Q: While running an Ethernet cable along a baseboard, I drilled into the drywall and right through a small copper water pipe. A small spray of water actually shot out of the drilled hole! I cut through the drywall with my pocketknife to see what had happened, then plugged the hole with my finger until my wife shut off the water. What’s the best way to fix the pipe? – Bill in Providence, R.I.
A: Some do-it-yourselfers may suggest that you just slap a quick patching compound over the hole, let it set and leave it. But if you don’t want to have to come back in a few months and redo the patch (and likely replace the drywall again), consider replacing the damaged section of pipe completely.

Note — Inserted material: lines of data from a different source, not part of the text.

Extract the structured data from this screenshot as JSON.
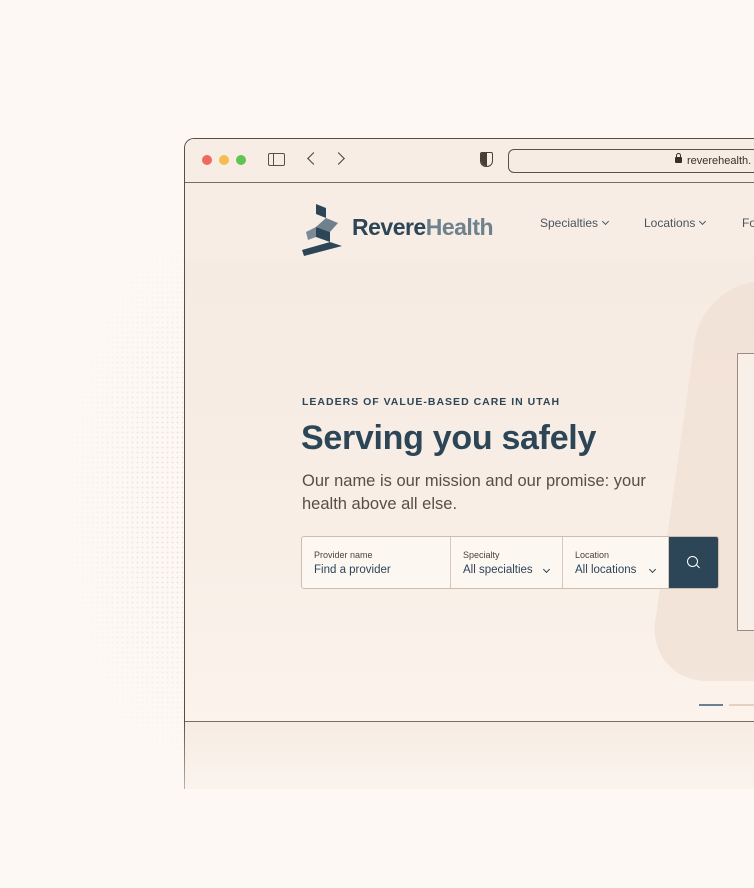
{
  "browser": {
    "url": "reverehealth."
  },
  "site": {
    "logo": {
      "word1": "Revere",
      "word2": "Health"
    },
    "nav": [
      {
        "label": "Specialties"
      },
      {
        "label": "Locations"
      },
      {
        "label": "Fo"
      }
    ]
  },
  "hero": {
    "eyebrow": "LEADERS OF VALUE-BASED CARE IN UTAH",
    "headline": "Serving you safely",
    "subhead": "Our name is our mission and our promise: your health above all else.",
    "search": {
      "provider": {
        "label": "Provider name",
        "placeholder": "Find a provider"
      },
      "specialty": {
        "label": "Specialty",
        "value": "All specialties"
      },
      "location": {
        "label": "Location",
        "value": "All locations"
      }
    },
    "carousel": {
      "active_index": 1,
      "count": 2
    }
  },
  "colors": {
    "brand_navy": "#2c4557",
    "brand_slate": "#6f818d",
    "background": "#fdf8f4"
  }
}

For this column, I’ll describe using a compression fitting to repair the pipe. A traditional copper coupling requiring soldering is another good way to accomplish this, and I’m only leaving it out for space reasons.
Purchase a compression fitting repair kit at the home-improvement store. You’ll also need a pipe cutter and deburring tool, a hacksaw and miter box (as a backup), emery cloth, fine-grit sandpaper, tape measure and marking pencil.
To fix the drywall/wallboard you’ll need a piece of replacement drywall, one or two pieces of thin plywood, wood screws, drywall tape, putty and a putty knife, as well as matching wall paint.
Make sure the water is off and completely drain faucets near and below the damaged pipe. Using a box cutter or drywall knife, cut away the damaged drywall with a little extra to spare, creating a square or rectangular hole.
To place the compression fitting, follow the cut length requirements in the repair instructions. Measure the damaged pipe, then divide the measurement in half. Align the half-measurement on one side of the puncture and mark the cut point on that side, then repeat on the other side. (So the puncture sits in between the cut marks.)
Cut the damaged segment of pipe away using the pipe cutter. If the pipe is up against the wall, you may need to use a hacksaw instead, using a miter box to keep the cut perfectly straight. (A straight cut is critical to fitting the repair coupling snugly.)
Wrap emery cloth around one side of the cut pipe and twist five times or so until the pipe is shiny. Then clean the inside of the pipe with the deburring tool. Repeat on the other side of the cut pipe.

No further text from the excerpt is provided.